Any linear model: OLS, ridge, LASSO (to the extent that the hat matrix analog applies).
Any variance estimator trained on residuals: Random forests, neural networks, kernel methods—if they train on $\{(X_i, |e_i|)\}$, they learn $\sigma\sqrt{1-h}$, not $\sigma\sqrt{1+h}$.
Any sample size: The sign flip is exact, not asymptotic. It holds for $n = 20$ and $n = 20{,}000$.

The implication is broad: any method that estimates prediction uncertainty from training residuals alone will systematically underestimate uncertainty at high-leverage points and overestimate it at low-leverage points. This includes studentized conformal prediction, many Bayesian approaches that use in-sample variability as a proxy for prediction uncertainty, and ensemble methods that measure disagreement on training data.
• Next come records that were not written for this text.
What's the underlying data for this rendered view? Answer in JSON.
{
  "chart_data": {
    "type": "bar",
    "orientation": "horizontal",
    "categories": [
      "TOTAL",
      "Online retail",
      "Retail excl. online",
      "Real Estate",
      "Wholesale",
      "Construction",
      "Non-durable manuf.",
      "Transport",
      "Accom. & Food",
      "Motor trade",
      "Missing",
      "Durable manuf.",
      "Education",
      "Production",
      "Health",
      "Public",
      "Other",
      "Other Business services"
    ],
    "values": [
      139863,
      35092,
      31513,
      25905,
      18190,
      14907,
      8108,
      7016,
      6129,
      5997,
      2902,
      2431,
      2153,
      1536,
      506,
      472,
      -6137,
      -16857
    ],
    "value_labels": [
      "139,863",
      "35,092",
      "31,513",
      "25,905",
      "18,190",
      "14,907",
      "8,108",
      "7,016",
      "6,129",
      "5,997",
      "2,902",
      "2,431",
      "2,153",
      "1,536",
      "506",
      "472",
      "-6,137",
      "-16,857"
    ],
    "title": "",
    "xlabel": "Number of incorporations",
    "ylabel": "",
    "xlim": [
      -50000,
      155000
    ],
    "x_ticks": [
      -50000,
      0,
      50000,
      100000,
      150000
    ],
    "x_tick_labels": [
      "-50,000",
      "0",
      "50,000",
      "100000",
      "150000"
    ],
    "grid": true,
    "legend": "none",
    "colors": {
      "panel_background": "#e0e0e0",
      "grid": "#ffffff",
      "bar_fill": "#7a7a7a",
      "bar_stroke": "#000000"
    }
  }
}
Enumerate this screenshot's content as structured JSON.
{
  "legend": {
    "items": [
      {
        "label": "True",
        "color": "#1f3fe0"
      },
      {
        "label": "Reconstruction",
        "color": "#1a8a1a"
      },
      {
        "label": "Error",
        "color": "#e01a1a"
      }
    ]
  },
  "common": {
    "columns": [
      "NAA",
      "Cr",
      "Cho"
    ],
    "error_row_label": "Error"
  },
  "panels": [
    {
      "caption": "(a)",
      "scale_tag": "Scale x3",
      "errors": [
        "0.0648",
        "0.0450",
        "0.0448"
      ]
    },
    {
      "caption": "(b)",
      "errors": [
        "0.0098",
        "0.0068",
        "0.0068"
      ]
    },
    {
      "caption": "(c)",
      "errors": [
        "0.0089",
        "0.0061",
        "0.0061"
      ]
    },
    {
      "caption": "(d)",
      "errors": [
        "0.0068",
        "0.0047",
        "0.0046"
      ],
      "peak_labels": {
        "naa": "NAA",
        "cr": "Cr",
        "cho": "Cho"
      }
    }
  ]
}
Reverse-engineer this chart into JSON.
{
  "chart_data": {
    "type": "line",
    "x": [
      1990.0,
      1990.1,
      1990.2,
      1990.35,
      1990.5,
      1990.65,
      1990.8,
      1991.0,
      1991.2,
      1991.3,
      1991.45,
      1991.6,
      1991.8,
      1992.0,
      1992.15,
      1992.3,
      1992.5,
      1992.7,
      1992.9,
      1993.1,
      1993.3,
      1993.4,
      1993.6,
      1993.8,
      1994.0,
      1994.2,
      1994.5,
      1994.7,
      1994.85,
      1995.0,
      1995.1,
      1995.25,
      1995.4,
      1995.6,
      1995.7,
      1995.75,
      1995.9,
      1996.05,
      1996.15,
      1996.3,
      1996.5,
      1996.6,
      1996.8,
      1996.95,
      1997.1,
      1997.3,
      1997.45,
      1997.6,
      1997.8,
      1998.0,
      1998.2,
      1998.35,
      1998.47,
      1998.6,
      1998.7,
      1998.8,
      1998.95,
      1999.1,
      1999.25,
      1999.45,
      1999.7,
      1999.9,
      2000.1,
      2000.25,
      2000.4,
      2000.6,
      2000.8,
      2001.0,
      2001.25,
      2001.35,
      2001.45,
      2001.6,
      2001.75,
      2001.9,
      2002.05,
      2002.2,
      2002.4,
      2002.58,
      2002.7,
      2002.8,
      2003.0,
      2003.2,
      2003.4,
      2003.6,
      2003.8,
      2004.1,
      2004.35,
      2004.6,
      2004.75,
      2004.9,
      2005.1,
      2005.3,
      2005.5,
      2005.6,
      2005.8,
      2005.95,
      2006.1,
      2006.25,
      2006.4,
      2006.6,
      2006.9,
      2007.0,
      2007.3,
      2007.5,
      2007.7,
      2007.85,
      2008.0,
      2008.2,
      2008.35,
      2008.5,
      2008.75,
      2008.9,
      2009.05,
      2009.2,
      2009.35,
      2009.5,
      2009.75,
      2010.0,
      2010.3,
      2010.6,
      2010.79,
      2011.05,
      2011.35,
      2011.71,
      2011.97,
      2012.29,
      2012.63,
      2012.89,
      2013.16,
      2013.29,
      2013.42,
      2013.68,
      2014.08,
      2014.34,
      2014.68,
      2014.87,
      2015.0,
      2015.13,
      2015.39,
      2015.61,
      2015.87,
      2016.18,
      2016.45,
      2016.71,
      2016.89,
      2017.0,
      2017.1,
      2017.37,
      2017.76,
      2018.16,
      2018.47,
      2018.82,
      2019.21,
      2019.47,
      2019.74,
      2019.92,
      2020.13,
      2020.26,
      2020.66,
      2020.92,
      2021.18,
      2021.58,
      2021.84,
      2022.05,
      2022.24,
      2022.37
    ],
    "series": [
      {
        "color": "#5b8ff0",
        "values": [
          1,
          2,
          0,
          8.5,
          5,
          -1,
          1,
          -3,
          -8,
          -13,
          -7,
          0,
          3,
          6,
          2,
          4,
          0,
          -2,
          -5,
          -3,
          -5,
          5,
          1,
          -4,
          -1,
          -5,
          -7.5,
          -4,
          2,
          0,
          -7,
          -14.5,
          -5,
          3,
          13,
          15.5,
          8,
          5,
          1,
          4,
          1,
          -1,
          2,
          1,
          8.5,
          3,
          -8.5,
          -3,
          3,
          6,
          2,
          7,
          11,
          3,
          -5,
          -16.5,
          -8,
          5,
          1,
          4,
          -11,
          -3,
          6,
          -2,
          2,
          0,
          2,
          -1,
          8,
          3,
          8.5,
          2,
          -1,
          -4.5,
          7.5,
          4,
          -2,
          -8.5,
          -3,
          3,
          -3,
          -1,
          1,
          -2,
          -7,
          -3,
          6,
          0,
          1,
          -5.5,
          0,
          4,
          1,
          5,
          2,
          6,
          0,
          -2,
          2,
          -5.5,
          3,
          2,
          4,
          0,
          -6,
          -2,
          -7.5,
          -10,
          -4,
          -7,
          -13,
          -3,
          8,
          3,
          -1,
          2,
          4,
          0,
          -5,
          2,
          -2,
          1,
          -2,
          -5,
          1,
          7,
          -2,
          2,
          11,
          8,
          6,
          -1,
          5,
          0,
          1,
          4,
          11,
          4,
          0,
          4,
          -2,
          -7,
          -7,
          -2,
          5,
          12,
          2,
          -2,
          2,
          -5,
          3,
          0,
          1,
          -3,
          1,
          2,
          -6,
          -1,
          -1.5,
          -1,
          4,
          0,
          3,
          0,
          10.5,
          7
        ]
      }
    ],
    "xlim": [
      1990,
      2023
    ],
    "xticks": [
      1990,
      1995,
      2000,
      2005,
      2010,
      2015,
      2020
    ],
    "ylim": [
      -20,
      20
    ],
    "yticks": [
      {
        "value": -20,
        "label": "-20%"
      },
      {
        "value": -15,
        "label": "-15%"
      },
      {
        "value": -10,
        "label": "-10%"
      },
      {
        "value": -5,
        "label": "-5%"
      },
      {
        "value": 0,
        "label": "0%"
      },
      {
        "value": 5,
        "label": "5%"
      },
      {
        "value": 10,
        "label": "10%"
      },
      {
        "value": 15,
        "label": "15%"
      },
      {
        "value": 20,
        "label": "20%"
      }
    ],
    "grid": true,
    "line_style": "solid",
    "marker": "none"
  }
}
The Way Out: Use Leverage Directly

The formula $\sigma^2(1 + h(x))$ describes the prediction variance without any reference to training residuals. It depends only on:

The noise variance $\sigma^2$ (a single scalar, estimated from the training MSE).
The leverage score $h(x)$ (computed from the design matrix via the SVD, no residuals needed).

Because leverage is computed directly from the design matrix geometry—not from training residuals—it is immune to the sign flip. Any method that uses leverage to quantify prediction difficulty avoids the systematic bias described above. This is a fundamental advantage: leverage tells you how hard a prediction will be before you see the outcome, and it gets the sign right.

The Boxed Result

The sign flip in one line:

$$\text{Training: } \text{Var}(e_i) = \sigma^2(1 - h_i) \qquad \longleftrightarrow \qquad \text{Prediction: } \text{Var}(Y_{\text{new}} - \hat{Y}) = \sigma^2(1 + h)$$

The $+h$ and $-h$ are not negotiable. They come from the algebra of orthogonal projections: the hat matrix $\mathbf{H}$ projects onto the column space of $\mathbf{X}$, and $\mathbf{I} - \mathbf{H}$ projects onto its orthogonal complement. Training residuals live in the complement (the $1-h$ world). Prediction errors incorporate both the complement and the column space (the $1+h$ world).